By now the Portuguese were losing more to Dutch, French and English traders, who could provide better goods to the Africans for less. And, unlike the Portuguese, they were also willing to sell guns. The Africans preferred trading with them over the Portuguese, and Portuguese attempts to enforce trading monopolies were largely ineffective.
By the 1770s along the Gold Coast, trade between the Europeans and Africans had changed. Rather than trading to obtain gold, the Europeans had begun paying for slaves with gold. The flow of gold from the interior to the Gold Coast had ended. The kingdom of Asante, which controlled the gold mines, was using its gold and was uninterested in selling it. With the demand for slaves having raised the amount that Americans were willing to pay for slaves, the traders were willing to pay in gold for the slaves, a prime male slave costing a European trader from 9 to 10 ounces of gold. And, heavy labor being the main interest in slavery, a female slave cost only two ounces of gold.
In 1652 the Dutch began anchoring their ships in a bay near the southern tip of Africa, halfway on their voyages to India, to replenish their supply of drinking water and meat. There they found brown-skinned hunter-gatherers called Bushmen and another brown skinned people they called Hottentots, who called themselves the real people - Khoikhoi. The Khoikhoi were horse riding pastoralists. They welcomed the new opportunity to trade and sold to the Dutch their old and sick animals in exchange for iron, copper, tobacco and beads.
The Dutch sometimes wanted more animals than the Khoikhoi were willing to part with, and the Dutch stole Khoikhoi animals and sailed off, little worried whether angry Khoikhoi would retaliate against the next ship that anchored in the bay.
Dutch with India and beyond was in the hands of the Dutch East India Company, and the company decided to improve its position and provisioning at the bay. It built a fort, and it induced a few people to settle there - mainly soldiers released from their contracts who were promised land on which to farm. The new settlement began growing fruit and vegetables, and it built a small hospital.
In 1658 the settlers were given slaves, and the company established regulations for the care and maintenance of the slaves. Every slave transported to the settlement in company ships was to have his own ration of barley, beans and bacon, with pot herbs to flavor the food, fresh fruit, vinegar to make the water more palatable, and they were to be given occasional periods of fresh air on deck. And at the settlement a school was opened to teach the slaves the Dutch language and Christianity.
The settlement - to be known as Cape Town - grew to 6000 acres. There, Dutch ships were picking up a twelve to fourteen-day supply of carrots, beets and other vegetables and a few live sheep. By 1659 Dutch livestock was occupying some native summer grazing land, and Khoikhoi and Bushmen united against the Dutch. They learned the limits of the muzzle loading guns of the Dutch and drove the Dutch back to their fortress.

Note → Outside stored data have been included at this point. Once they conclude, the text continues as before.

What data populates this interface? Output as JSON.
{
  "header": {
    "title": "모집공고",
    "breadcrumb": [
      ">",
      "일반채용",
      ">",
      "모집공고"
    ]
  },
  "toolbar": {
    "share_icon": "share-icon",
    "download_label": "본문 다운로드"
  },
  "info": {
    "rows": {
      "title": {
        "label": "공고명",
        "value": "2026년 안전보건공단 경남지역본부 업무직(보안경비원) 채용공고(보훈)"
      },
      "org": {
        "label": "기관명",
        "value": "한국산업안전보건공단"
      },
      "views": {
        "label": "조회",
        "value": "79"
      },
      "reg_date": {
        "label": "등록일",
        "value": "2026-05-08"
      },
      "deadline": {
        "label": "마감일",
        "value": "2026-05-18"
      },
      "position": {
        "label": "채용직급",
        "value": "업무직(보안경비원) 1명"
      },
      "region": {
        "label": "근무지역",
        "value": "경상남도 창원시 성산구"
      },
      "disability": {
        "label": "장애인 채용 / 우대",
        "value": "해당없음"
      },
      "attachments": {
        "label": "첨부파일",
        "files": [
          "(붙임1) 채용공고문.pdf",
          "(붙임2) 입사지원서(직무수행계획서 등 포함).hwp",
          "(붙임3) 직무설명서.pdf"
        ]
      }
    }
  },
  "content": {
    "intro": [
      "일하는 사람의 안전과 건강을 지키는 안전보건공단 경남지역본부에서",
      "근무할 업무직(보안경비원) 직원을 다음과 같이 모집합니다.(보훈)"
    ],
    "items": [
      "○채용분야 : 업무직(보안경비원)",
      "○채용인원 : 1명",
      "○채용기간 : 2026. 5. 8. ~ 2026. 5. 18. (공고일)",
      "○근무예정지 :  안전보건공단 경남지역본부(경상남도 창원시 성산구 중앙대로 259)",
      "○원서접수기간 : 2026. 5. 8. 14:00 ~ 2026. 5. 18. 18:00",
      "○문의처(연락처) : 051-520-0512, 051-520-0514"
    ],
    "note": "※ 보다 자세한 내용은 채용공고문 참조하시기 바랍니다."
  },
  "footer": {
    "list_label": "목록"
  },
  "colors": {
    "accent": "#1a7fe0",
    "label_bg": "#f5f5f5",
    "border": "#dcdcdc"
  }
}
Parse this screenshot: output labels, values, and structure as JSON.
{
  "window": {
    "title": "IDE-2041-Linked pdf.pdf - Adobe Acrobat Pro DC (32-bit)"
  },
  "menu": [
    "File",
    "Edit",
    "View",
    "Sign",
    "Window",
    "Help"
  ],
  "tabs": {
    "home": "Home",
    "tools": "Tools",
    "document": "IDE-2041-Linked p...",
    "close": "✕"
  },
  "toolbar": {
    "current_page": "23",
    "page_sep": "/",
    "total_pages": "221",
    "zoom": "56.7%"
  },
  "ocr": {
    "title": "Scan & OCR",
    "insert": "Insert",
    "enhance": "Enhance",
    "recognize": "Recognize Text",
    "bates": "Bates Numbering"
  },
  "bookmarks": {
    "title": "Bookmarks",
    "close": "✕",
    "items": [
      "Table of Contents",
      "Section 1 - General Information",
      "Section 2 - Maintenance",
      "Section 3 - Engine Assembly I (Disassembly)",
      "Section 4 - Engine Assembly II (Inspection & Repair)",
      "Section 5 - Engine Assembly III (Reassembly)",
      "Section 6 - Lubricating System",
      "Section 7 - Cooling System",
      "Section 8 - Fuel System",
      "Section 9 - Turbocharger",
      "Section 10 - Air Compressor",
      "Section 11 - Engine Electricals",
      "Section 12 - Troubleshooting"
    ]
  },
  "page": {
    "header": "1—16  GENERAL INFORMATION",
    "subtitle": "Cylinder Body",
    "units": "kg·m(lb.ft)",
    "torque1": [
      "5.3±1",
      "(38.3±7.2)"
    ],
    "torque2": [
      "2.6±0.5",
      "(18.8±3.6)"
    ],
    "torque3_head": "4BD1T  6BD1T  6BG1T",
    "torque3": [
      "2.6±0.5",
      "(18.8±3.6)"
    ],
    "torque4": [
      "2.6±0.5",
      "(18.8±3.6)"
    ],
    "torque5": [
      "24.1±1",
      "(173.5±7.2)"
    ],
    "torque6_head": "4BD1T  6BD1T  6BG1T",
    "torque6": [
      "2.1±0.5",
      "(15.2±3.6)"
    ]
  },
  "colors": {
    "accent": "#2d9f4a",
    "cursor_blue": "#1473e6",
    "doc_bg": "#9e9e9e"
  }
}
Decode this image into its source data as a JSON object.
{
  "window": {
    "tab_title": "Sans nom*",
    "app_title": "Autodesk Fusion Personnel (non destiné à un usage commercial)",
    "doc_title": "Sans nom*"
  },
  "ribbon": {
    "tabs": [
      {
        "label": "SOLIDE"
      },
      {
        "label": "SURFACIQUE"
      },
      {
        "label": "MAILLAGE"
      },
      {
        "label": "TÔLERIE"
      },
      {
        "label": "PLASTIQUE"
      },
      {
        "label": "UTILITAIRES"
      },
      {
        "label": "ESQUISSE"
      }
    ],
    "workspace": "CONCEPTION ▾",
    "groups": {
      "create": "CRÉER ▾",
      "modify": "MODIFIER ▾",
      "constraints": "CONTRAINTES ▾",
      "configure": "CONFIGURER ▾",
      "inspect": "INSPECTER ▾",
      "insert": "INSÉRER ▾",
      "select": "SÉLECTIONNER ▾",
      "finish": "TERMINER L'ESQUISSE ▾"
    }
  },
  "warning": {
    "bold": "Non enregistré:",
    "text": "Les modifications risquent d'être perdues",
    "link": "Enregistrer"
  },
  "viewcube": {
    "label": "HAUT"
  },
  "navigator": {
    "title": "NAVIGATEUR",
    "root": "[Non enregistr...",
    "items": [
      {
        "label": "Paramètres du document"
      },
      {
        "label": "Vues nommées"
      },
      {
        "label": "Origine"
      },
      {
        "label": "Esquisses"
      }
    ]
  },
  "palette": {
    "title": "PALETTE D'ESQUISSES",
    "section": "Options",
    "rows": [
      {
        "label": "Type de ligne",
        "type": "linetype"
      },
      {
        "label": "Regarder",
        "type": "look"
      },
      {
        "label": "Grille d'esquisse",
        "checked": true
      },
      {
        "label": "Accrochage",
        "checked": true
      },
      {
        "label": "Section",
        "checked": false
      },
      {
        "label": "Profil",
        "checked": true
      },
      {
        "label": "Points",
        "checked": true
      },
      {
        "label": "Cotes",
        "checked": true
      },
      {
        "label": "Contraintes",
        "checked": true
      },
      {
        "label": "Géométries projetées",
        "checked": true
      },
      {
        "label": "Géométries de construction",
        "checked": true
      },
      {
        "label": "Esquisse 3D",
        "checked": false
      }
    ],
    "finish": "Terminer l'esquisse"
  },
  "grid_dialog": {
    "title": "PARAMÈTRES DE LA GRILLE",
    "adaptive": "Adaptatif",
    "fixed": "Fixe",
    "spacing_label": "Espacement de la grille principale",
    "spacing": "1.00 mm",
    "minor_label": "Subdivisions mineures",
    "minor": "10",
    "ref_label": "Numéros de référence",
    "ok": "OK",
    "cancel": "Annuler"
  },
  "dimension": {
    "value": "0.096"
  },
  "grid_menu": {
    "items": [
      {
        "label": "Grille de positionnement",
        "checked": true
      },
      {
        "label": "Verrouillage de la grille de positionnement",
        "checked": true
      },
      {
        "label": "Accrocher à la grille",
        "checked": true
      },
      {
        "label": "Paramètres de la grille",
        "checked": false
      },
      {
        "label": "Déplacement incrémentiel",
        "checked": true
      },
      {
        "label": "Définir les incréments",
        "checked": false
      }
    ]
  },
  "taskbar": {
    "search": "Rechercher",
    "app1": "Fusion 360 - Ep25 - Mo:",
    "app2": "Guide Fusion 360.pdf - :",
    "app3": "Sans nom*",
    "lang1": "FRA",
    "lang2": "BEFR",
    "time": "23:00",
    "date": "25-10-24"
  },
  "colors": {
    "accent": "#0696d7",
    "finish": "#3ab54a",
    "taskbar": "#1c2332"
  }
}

Several attempts to break into the fortress failed. Unity between the Khoikhoi and Bushmen broke apart. The Dutch and Africans negotiated, the Khoikhoi arguing that there was not enough grazing land for both Dutch cattle and their cattle, that it was right that the invader give way and that the land the Dutch were expanding upon belonged to the Khoikhoi forever. For the Dutch East India Company the issue was merely power, and reinforcements arrived to bolster that power.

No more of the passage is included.